四年生の東都大学野球の秋のリーグ戦で、馬鹿当たりしたことがあって、新聞にも載って騒がれた
…義姉から食事を奢ると言う電話があり新橋に呼び出された。
大きなオモチャ屋のビルの横を入った炉端焼き屋だった。
義姉は友人と二人だった。ビールを飲み、盛り上がった。
帰り際だった。
私がトイレに立ち、終わって洗面所で身繕いしていると、義姉が居た。
いきなり、首にぶら下がるようにして私にキスをして来た。
長いキスの後、
「あなた(も)、好き!」と言って女性トイレに入って行った。
(も)と言ったかどうかは聞き取れなかった。
トイレから戻った義姉は何事もなかった顔で友人と談笑しながら会計を済ませた。
友人と別れて、二人で有楽町まで歩いた。
義姉は腕を組んで来た。
黙って歩いた。
義姉をタクシーに乗せた
ドアが閉まって…手を振った。
そして、兄たちは結婚した。式では義姉は輝いて見えた!綺麗だった。
一度のキスだったが、私には強烈な感覚として残っている。
兄が出張中に、家に泊まる事など出来ない!
私の中の何処かで、誰かが言う。
兄に宿泊を断った。
デスクで私の胸の携帯が震えた!
「もしもし裕也くん?」
「!義姉さん!」
私の名前は裕也だ。
「ユーさん」「ユー君」「ユー!」と携帯で呼ばれるのが 100%である。
「裕也君」は義姉だけだ
「主人に聞きました!何で来ないの?来てくれないの?来週!」
義姉は不満そうに言う。
「ああ。
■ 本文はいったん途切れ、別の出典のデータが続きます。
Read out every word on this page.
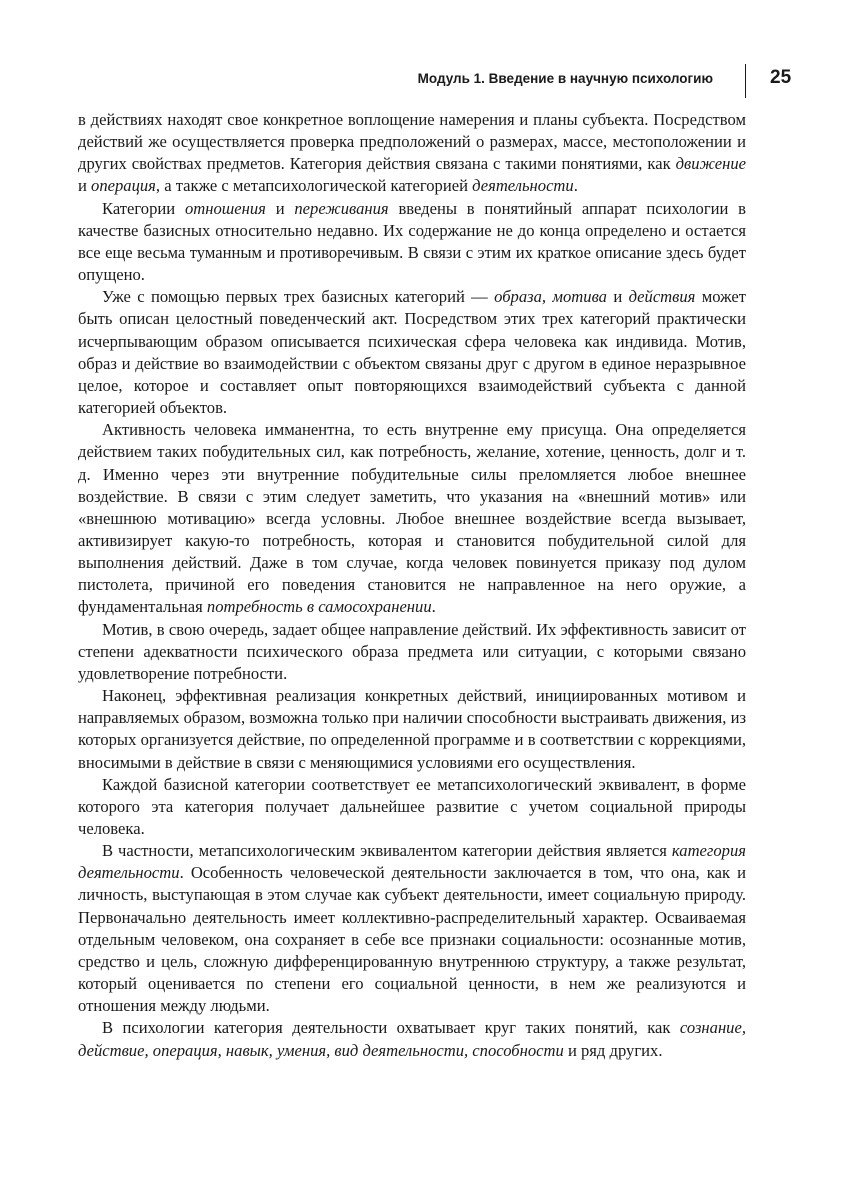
Модуль 1. Введение в научную психологию	25

в действиях находят свое конкретное воплощение намерения и планы субъекта. Посредством действий же осуществляется проверка предположений о размерах, массе, местоположении и других свойствах предметов. Категория действия связана с такими понятиями, как движение и операция, а также с метапсихологической категорией деятельности.

Категории отношения и переживания введены в понятийный аппарат психологии в качестве базисных относительно недавно. Их содержание не до конца определено и остается все еще весьма туманным и противоречивым. В связи с этим их краткое описание здесь будет опущено.

Уже с помощью первых трех базисных категорий — образа, мотива и действия может быть описан целостный поведенческий акт. Посредством этих трех категорий практически исчерпывающим образом описывается психическая сфера человека как индивида. Мотив, образ и действие во взаимодействии с объектом связаны друг с другом в единое неразрывное целое, которое и составляет опыт повторяющихся взаимодействий субъекта с данной категорией объектов.

Активность человека имманентна, то есть внутренне ему присуща. Она определяется действием таких побудительных сил, как потребность, желание, хотение, ценность, долг и т. д. Именно через эти внутренние побудительные силы преломляется любое внешнее воздействие. В связи с этим следует заметить, что указания на «внешний мотив» или «внешнюю мотивацию» всегда условны. Любое внешнее воздействие всегда вызывает, активизирует какую-то потребность, которая и становится побудительной силой для выполнения действий. Даже в том случае, когда человек повинуется приказу под дулом пистолета, причиной его поведения становится не направленное на него оружие, а фундаментальная потребность в самосохранении.

Мотив, в свою очередь, задает общее направление действий. Их эффективность зависит от степени адекватности психического образа предмета или ситуации, с которыми связано удовлетворение потребности.

Наконец, эффективная реализация конкретных действий, инициированных мотивом и направляемых образом, возможна только при наличии способности выстраивать движения, из которых организуется действие, по определенной программе и в соответствии с коррекциями, вносимыми в действие в связи с меняющимися условиями его осуществления.

Каждой базисной категории соответствует ее метапсихологический эквивалент, в форме которого эта категория получает дальнейшее развитие с учетом социальной природы человека.

В частности, метапсихологическим эквивалентом категории действия является категория деятельности. Особенность человеческой деятельности заключается в том, что она, как и личность, выступающая в этом случае как субъект деятельности, имеет социальную природу. Первоначально деятельность имеет коллективно-распределительный характер. Осваиваемая отдельным человеком, она сохраняет в себе все признаки социальности: осознанные мотив, средство и цель, сложную дифференцированную внутреннюю структуру, а также результат, который оценивается по степени его социальной ценности, в нем же реализуются и отношения между людьми.

В психологии категория деятельности охватывает круг таких понятий, как сознание, действие, операция, навык, умения, вид деятельности, способности и ряд других.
兄貴も出張だと言うし…迷惑かと思ってまた今度、ゆっくり…」
歯切れ悪く私が言い終わらない内に
「えーとネ、ホークス西武戦。福岡ヤフードーム。ナイター。チケット取れました。お待ちしてます」
「えーッ、義姉さん!ホントに?」
「大学で一緒だった 〇〇君!福岡じゃ人気出てる!ホークスの有望株よ!行きましょ!裕也君、思い出す!ね?待ってる!」
義姉は私にものを言わせず電話が切れた。